Sometimes, it’s a serious disagreement of one sort or another. Maybe it’s the sort of thing that makes a parting of ways inevitable. Maybe it’s not that sort of thing, and yet they’re leaving over it anyway. Those can be extravagantly painful.
But the hardest ones to live with are the ones where there’s no reason. They just disappear. You call them up and ask, and they say they’ve just been busy. You hear through the grapevine they’ve visited a couple other churches. Maybe you ask again, and still don’t get a straight answer. If you’re in a polity where you can push a little harder for consistent attendance, they resign their membership; otherwise, they just drift away. Six months or a year later, word trickles back that they’re going someplace else…or not going anywhere at all. Nobody seems to know why…or at least, they’re not willing to tell you.
Of course it may have nothing at all to do with you, but it’s a good occasion for self-reflection. “This person clearly feels like he can’t just tell me what’s wrong. Is there something I’ve done or said that is contributing to his reluctance?” It’s important to consider the question. A lot of ministers have learned to say the right things about being open to hearing other people’s concerns, but in practice they’re so high on their own rightness that they don’t really listen. They’ll let someone talk, but only so they can explain to him why his concern isn’t valid and he needs to think more like they do. Some of these folks will make the conversation so extraordinarily and unnecessarily painful that nobody wants to bring a concern to them twice.
Of course you’re not like that.
Are you sure, though? It’s hard to tell from the inside. Here are some tells to consider:
- Has this person brought a concern to you sometime in the past couple years? If so, how did you handle that conversation? If you’re thinking something like “Well, now that you mention it, yeah…but it wasn’t anything serious, and I got him straightened out” — are you sure? I wonder if he sees it that way.
- You experience a persistent pattern that runs like this: you announce a new program/initiative/idea, someone raises a concern about it, you explain to them why they need not be concerned, everything seems fine and you proceed on schedule, but three months later that family seems to have drifted away. If this happens regularly, you’re winning the argument so you can do it your way, but you’re not shepherding your people, and they’re voting with their feet.
- When is the last time a parishioner raised a concern that changed your mind about something substantial? Is that something that happens often, or very rarely? If I asked around your congregation, would they agree? Nobody thinks of everything; if the general consensus is that you don’t really change your mind much, then odds are you’re not listening to your people.
Perhaps you’re a great listener and this isn’t the problem.

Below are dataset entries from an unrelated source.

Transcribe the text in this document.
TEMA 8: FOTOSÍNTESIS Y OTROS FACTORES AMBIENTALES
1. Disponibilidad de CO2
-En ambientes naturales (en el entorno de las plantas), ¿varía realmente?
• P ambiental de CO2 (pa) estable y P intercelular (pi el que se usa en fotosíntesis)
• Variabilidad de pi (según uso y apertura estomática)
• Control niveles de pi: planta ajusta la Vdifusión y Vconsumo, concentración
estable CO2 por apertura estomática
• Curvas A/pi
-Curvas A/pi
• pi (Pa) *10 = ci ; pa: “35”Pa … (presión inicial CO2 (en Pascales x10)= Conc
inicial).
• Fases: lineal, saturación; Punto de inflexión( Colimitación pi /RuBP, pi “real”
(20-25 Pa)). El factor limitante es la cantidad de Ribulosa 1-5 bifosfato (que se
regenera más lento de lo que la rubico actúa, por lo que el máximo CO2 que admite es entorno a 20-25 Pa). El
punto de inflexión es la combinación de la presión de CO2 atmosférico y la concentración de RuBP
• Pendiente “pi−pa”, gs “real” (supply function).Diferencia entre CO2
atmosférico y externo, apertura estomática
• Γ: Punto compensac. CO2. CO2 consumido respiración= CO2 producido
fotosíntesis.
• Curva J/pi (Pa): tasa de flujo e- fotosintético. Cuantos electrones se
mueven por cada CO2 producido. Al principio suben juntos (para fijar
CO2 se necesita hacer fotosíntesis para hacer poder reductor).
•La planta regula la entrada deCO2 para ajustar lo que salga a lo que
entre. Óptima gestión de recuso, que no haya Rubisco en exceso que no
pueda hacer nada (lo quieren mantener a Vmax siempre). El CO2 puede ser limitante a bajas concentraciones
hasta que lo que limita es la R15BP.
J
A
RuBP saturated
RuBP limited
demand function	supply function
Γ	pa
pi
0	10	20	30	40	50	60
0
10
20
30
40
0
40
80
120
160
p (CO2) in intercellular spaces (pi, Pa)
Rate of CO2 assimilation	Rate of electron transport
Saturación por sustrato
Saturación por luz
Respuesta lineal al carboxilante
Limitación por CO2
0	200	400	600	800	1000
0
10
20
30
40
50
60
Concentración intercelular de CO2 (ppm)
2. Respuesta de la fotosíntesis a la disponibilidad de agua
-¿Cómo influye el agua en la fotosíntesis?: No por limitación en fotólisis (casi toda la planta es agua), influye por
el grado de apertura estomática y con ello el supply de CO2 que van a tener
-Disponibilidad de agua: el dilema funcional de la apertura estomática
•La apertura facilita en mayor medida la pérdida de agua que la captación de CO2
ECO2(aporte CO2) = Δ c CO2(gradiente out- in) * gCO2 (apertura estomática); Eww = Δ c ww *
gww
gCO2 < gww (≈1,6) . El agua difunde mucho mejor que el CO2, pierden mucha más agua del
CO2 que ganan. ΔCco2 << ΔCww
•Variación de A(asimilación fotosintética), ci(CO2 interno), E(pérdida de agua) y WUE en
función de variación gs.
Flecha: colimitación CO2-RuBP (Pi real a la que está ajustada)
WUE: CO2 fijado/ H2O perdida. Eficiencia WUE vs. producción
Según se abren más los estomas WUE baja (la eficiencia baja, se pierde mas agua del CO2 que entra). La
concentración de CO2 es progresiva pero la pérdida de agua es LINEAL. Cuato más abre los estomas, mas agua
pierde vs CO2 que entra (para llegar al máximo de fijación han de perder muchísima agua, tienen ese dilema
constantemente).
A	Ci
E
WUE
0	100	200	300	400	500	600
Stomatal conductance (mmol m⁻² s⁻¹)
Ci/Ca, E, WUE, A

That’s fine. But opportunities like this don’t come up every day (hopefully!), and it’s worth the time to ask the questions. It would be very convenient — too convenient, probably — if it turns out the problem is all with the person leaving, and there’s nothing you could/should have done differently. Pays to be a little suspicious of oneself.
But then, if it takes two to tango, it only takes one to walk away. Sometimes they do, and they won’t talk about it. That’s a tough situation. Best I can do is this: if I’ve asked all the questions, examined myself as best I can, done what I can do, and they’re still unwilling to talk about it, then better they’re gone. People should be shepherded by someone they can talk to; if that’s not me anymore, then they should find someone else.